Die Gestaltung der Arbeitswelt 4.0 ist ein zentrales Anliegen des Ministeriums für Wirtschaft, Arbeit und Wohnungsbau. Schließlich braucht die intelligente, wandlungsfähige Fabrik der Zukunft ein optimales Zusammenspiel von Mensch, Technik und Organisation. Die Anforderungen an die Arbeitskräfte werden sich verändern. Wir müssen die Beschäftigten und die nachwachsende Generation gut auf diesen kommenden Wandel in der Arbeitswelt vorbereiten. Dafür fördern wir den Aufbau von 16 „Lernfabriken 4.0“ an beruflichen Schulen im Land. In diesen Lernfabriken, die auf realen Industriestandards basieren, wird das abstrakte Konzept von Industrie 4.0 für Nachwuchskräfte und Beschäftigte greifbar. In der Ausgestaltung der Anlagen werden die Schulen von einer großen Zahl von Unternehmen, Kammern und weiteren regionalen Akteuren unterstützt. In keinem anderen Bundesland gibt es Initiativen, mit denen die Kompetenzen zu Industrie 4.0 derart intensiv in die Fläche gebracht werden.

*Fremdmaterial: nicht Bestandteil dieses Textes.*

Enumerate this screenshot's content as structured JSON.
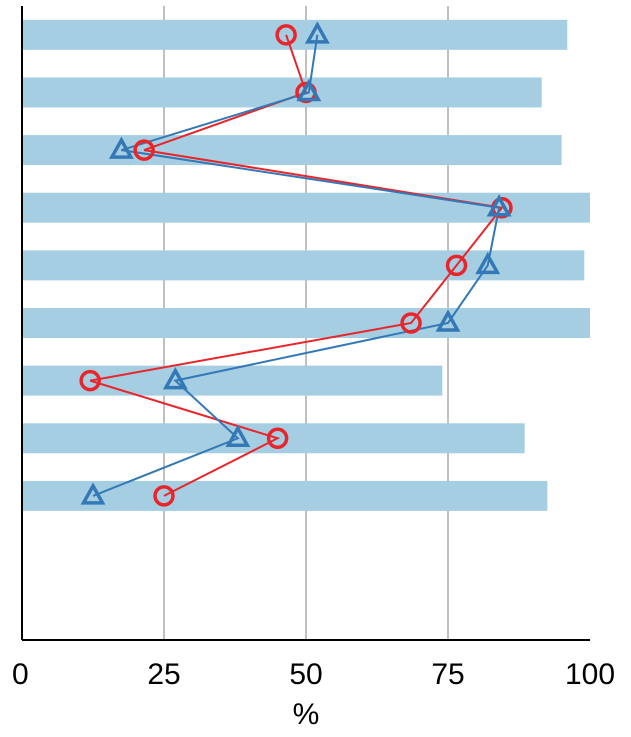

Ein weiterer Fokus unserer Bemühungen gilt den Führungskräften. Denn sie werden in Zukunft komplexe Probleme nicht mehr alleine lösen können, sondern müssen die Mitarbeiterinnen und Mitarbeiter darin unterstützen, Kompetenzen zu entwickeln und Stärken zu entfalten. Auch das Thema flexibles, mobiles Arbeiten ist eine Herausforderung, der sich Führungskräfte zunehmend stellen müssen.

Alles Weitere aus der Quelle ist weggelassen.